Walking on flat ground becomes comfortable for most people. Stairs, slopes, and uneven terrain require more adaptation because you can’t tilt your foot the way you used to. Running is generally not realistic. High heels and completely flat shoes can both be uncomfortable since the ankle is locked at one angle. Many people find a shoe with a mild rocker sole (curved on the bottom) makes walking feel more natural by mimicking some of the roll your ankle used to provide.

Risk of Arthritis in Nearby Joints

Because the joints next to the fusion have to pick up extra work, they face increased stress over time. The subtalar joint (just below the ankle) and the midfoot joints are the most affected. This “adjacent joint arthritis” is the most common long-term consequence of ankle fusion and can develop years or even a decade later. It doesn’t happen to everyone, but it’s a real consideration, especially for younger patients who will live with the fusion for decades.

Ankle Fusion vs. Ankle Replacement

Total ankle replacement is the main alternative.

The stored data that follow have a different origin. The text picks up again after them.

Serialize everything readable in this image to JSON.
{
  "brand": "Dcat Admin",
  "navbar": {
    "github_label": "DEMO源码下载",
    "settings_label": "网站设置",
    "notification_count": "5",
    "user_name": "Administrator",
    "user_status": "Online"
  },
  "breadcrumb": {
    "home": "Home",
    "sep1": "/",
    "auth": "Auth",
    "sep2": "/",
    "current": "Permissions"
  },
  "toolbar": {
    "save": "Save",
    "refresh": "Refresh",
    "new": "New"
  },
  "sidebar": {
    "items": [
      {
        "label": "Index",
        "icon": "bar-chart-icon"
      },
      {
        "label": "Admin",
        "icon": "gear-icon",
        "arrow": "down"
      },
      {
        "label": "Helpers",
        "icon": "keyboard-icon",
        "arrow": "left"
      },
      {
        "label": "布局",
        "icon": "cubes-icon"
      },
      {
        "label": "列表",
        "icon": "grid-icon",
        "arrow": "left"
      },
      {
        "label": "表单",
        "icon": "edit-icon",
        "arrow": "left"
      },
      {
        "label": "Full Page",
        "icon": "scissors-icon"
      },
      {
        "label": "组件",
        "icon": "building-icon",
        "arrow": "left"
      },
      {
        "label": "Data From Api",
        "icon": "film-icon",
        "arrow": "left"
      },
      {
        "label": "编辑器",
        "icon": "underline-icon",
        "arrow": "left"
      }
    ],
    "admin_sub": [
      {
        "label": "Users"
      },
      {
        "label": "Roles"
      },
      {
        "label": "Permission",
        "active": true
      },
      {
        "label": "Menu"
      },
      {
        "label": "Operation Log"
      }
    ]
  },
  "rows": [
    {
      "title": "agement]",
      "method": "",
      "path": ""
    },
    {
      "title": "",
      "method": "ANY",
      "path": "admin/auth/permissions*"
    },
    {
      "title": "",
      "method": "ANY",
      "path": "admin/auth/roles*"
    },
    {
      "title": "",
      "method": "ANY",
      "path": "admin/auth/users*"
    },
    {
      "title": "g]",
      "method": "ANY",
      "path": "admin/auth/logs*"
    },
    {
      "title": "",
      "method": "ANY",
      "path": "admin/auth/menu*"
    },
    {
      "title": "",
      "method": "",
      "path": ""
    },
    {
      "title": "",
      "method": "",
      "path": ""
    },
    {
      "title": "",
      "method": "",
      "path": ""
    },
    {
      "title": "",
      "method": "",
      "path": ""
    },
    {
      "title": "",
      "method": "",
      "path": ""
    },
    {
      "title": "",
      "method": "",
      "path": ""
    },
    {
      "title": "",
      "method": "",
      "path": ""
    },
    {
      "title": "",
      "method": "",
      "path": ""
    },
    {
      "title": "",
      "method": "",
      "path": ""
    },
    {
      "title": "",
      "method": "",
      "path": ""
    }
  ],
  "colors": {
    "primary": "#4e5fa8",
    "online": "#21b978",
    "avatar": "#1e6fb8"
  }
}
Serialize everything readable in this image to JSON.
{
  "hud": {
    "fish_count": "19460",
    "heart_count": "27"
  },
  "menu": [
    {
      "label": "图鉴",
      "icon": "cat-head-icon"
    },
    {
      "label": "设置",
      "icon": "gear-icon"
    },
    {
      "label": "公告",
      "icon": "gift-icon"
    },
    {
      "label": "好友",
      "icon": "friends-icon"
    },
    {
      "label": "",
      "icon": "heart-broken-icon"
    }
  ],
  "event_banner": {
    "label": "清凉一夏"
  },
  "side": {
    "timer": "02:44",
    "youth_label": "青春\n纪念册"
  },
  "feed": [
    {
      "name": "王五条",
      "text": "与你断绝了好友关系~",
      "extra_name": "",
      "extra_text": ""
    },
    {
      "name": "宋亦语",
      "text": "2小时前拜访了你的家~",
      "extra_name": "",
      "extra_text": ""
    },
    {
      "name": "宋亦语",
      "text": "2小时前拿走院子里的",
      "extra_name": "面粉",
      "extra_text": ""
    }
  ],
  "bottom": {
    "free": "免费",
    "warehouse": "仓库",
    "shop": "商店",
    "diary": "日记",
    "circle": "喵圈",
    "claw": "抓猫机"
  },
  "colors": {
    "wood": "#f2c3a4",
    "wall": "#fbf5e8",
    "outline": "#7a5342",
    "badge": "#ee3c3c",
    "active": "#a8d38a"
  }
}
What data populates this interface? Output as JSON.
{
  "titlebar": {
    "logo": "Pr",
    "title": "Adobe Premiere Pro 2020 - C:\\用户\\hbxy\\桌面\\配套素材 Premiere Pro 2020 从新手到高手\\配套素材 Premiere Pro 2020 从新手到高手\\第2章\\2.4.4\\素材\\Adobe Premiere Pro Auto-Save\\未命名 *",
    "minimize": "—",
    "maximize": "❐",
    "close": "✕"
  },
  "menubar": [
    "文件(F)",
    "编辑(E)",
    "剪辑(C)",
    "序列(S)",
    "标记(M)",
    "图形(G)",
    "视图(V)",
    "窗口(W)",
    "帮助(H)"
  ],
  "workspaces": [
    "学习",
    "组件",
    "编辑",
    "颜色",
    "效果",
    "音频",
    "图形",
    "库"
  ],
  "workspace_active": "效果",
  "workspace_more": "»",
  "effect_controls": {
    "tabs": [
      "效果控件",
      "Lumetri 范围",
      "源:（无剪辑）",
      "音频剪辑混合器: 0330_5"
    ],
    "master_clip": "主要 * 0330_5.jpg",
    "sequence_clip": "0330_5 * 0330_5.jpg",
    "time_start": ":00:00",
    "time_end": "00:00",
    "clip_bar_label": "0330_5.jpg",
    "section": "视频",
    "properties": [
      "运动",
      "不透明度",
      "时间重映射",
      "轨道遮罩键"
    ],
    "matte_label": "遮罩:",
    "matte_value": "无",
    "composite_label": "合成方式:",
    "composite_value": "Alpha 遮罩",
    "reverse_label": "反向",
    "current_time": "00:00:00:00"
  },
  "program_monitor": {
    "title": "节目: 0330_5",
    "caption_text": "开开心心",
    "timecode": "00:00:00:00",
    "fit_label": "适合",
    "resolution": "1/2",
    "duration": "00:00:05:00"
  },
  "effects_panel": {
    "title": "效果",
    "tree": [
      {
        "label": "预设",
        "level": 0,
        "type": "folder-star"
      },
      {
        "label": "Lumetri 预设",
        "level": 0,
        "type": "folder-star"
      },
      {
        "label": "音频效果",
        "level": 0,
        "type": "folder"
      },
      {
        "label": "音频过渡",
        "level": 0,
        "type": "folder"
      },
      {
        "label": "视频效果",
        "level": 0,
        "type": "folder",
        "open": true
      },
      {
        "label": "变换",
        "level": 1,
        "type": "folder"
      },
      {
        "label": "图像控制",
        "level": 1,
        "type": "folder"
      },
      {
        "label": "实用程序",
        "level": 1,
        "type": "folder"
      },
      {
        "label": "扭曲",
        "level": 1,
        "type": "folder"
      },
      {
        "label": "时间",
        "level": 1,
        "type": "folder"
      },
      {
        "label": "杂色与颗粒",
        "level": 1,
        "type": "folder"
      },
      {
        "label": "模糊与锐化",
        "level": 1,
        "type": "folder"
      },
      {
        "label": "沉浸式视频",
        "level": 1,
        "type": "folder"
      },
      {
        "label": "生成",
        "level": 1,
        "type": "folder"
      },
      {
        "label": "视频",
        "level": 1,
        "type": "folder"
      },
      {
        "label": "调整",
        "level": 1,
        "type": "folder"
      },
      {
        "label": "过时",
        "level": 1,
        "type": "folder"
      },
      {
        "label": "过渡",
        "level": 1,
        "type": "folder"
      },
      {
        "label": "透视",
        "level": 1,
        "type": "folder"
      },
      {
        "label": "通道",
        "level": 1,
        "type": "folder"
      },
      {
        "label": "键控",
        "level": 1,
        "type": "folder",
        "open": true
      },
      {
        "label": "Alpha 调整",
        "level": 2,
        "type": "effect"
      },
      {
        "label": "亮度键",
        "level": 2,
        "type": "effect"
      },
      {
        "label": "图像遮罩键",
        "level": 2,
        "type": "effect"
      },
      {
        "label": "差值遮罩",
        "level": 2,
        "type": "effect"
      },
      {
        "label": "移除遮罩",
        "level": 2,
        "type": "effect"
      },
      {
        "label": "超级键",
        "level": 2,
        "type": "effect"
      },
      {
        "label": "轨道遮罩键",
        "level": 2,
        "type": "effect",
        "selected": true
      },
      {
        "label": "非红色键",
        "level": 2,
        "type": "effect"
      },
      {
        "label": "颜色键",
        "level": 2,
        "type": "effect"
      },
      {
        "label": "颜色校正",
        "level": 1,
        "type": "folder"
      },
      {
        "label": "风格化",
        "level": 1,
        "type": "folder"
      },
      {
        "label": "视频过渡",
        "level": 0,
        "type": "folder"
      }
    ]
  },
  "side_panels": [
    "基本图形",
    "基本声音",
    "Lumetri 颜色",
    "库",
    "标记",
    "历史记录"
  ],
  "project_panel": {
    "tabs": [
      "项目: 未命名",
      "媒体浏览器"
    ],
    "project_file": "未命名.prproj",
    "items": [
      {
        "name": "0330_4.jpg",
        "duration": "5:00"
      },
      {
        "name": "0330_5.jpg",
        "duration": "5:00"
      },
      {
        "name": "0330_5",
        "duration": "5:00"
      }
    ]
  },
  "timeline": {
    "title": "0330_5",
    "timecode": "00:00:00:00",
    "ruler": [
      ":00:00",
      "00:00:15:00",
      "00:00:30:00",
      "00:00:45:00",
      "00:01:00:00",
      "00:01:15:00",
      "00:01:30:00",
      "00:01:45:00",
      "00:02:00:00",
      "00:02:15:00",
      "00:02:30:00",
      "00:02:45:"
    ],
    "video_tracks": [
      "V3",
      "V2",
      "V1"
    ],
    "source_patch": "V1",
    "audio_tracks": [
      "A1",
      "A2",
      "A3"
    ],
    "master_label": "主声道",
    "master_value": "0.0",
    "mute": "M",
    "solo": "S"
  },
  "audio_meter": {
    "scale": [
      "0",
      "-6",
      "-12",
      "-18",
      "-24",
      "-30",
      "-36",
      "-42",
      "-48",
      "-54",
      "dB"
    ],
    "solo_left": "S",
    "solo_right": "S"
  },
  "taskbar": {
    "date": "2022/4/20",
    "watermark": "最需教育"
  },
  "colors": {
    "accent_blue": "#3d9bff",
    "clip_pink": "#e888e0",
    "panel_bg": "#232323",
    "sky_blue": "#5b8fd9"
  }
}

Instead of eliminating the joint, a replacement resurfaces it with metal and plastic components, preserving motion. A large study from the UK’s National Institute for Health and Care Research found that both surgeries produced similar improvements in walking, standing, and quality of life at one year, and both were safe. One type of replacement (fixed-bearing designs) slightly outperformed fusion in walking and standing measures.

The same research suggested ankle replacement may offer better long-term value because it preserves motion and could reduce stress on neighboring joints. However, replacements have their own downsides: the artificial components can wear out or loosen, potentially requiring further surgery 10 to 20 years down the line. Fusion, by contrast, is a permanent solution as long as the bones unite. Younger, heavier, or very active patients are often steered toward fusion because it holds up better under heavy loads. Older patients with lower physical demands may be better candidates for replacement.

Researchers are continuing to track patients from these comparison studies at two, five, and ten years to see whether one approach pulls ahead over time. For now, the decision comes down to your age, activity level, the condition of your bone, and what trade-offs feel most acceptable to you.